• Huang Ying's avatar
    memory tiering: hot page selection with hint page fault latency · 33024536
    Huang Ying authored
    Patch series "memory tiering: hot page selection", v4.
    
    To optimize page placement in a memory tiering system with NUMA balancing,
    the hot pages in the slow memory nodes need to be identified. 

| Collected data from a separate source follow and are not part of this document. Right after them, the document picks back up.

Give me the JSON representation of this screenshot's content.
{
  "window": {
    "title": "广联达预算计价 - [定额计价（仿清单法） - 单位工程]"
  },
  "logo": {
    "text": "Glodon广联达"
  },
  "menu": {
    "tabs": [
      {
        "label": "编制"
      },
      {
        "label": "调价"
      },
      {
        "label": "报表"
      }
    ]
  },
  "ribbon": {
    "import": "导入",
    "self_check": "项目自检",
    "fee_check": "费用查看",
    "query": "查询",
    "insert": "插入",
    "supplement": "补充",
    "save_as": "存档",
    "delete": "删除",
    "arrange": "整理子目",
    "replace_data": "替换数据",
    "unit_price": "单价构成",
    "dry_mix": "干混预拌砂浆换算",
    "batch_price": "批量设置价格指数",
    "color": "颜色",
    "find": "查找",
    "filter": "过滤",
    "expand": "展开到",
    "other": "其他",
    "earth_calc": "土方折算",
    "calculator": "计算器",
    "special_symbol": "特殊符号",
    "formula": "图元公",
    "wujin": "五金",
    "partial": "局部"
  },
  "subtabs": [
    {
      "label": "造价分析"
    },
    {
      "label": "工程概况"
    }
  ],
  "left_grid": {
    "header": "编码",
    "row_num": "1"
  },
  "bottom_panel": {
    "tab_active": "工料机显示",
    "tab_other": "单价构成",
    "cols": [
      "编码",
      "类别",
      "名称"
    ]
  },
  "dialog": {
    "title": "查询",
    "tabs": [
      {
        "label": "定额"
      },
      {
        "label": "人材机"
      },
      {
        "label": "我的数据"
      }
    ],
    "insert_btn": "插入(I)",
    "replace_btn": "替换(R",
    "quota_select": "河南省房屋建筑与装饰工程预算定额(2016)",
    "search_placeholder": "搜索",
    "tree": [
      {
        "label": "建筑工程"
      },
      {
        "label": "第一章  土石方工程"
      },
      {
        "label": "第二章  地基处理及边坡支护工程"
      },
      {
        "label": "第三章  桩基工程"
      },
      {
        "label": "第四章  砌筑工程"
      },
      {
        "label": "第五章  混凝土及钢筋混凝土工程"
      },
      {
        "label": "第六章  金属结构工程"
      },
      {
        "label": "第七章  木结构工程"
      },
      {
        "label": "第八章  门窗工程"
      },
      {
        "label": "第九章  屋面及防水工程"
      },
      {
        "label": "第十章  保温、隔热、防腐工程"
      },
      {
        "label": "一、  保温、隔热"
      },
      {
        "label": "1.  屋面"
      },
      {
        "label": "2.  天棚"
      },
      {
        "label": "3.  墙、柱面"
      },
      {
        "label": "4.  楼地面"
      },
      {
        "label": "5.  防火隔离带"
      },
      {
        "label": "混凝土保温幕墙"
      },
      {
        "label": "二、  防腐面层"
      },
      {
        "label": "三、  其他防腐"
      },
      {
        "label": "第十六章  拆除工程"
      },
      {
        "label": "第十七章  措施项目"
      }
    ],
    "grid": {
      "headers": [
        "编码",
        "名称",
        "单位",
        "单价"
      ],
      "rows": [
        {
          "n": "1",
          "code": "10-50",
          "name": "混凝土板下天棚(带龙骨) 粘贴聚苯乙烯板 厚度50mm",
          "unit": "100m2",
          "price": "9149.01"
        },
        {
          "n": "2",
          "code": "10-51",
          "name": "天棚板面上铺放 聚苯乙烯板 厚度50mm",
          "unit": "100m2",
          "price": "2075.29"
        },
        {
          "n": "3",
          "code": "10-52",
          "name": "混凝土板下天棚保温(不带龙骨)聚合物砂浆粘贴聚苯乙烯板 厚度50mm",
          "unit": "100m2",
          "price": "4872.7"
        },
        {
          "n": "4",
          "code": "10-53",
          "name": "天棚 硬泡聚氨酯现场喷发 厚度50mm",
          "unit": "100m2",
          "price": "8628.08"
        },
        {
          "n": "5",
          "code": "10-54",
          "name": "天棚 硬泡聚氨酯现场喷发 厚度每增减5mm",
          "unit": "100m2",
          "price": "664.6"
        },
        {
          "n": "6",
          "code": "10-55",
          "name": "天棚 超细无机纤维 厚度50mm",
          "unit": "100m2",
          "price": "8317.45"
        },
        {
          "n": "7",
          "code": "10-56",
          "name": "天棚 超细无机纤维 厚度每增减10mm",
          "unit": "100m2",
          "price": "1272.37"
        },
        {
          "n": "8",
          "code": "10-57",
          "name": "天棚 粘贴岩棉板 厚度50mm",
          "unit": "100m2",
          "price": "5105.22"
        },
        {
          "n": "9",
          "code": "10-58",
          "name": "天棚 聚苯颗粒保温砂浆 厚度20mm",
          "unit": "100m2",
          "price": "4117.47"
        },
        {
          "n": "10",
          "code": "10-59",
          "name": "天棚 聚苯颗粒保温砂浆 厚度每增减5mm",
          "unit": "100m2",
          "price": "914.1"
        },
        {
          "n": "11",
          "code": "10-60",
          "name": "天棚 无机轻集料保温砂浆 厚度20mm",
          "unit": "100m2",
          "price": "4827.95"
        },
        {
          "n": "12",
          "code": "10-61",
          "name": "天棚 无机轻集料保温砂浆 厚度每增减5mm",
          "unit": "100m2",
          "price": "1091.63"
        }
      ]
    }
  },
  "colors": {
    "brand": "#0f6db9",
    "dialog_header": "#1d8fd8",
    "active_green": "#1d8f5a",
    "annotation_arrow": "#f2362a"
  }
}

    Essentially, the original NUMA balancing implementation selects the mostly
    recently accessed (MRU) pages to promote.  But this isn't a perfect
    algorithm to identify the hot pages.  Because the pages with quite low
    access frequency may be accessed eventually given the NUMA balancing page
    table scanning period could be quite long (e.g.  60 seconds).  So in this
    patchset, we implement a new hot page identification algorithm based on
    the latency between NUMA balancing page table scanning and hint page
    fault.  Which is a kind of mostly frequently accessed (MFU) algorithm.
    
    In NUMA balancing memory tiering mode, if there are hot pages in slow
    memory node and cold pages in fast memory node, we need to promote/demote
    hot/cold pages between the fast and cold memory nodes.
    
    A choice is to promote/demote as fast as possible.  But the CPU cycles and
    memory bandwidth consumed by the high promoting/demoting throughput will
    hurt the latency of some workload because of accessing inflating and slow
    memory bandwidth contention.
    
    A way to resolve this issue is to restrict the max promoting/demoting
    throughput.  It will take longer to finish the promoting/demoting.  But
    the workload latency will be better.  This is implemented in this patchset
    as the page promotion rate limit mechanism.
    
    The promotion hot threshold is workload and system configuration
    dependent.  So in this patchset, a method to adjust the hot threshold
    automatically is implemented.  The basic idea is to control the number of
    the candidate promotion pages to match the promotion rate limit.
    
    We used the pmbench memory accessing benchmark tested the patchset on a
    2-socket server system with DRAM and PMEM installed.  The test results are
    as follows,
    
    		pmbench score		promote rate
    		 (accesses/s)			MB/s
    		-------------		------------
    base		  146887704.1		       725.6
    hot selection     165695601.2		       544.0
    rate limit	  162814569.8		       165.2
    auto adjustment	  170495294.0                  136.9
    
    From the results above,
    
    With hot page selection patch [1/3], the pmbench score increases about
    12.8%, and promote rate (overhead) decreases about 25.0%, compared with
    base kernel.
    
    With rate limit patch [2/3], pmbench score decreases about 1.7%, and
    promote rate decreases about 69.6%, compared with hot page selection
    patch.
    
    With threshold auto adjustment patch [3/3], pmbench score increases about
    4.7%, and promote rate decrease about 17.1%, compared with rate limit
    patch.
    
    Baolin helped to test the patchset with MySQL on a machine which contains
    1 DRAM node (30G) and 1 PMEM node (126G).
    
    sysbench /usr/share/sysbench/oltp_read_write.lua \
    ......
    --tables=200 \
    --table-size=1000000 \
    --report-interval=10 \
    --threads=16 \
    --time=120
    
    The tps can be improved about 5%.
    
    
    This patch (of 3):
    
    To optimize page placement in a memory tiering system with NUMA balancing,
    the hot pages in the slow memory node need to be identified.  Essentially,
    the original NUMA balancing implementation selects the mostly recently
    accessed (MRU) pages to promote.  But this isn't a perfect algorithm to
    identify the hot pages.  Because the pages with quite low access frequency
    may be accessed eventually given the NUMA balancing page table scanning
    period could be quite long (e.g.  60 seconds).  The most frequently
    accessed (MFU) algorithm is better.
    
    So, in this patch we implemented a better hot page selection algorithm. 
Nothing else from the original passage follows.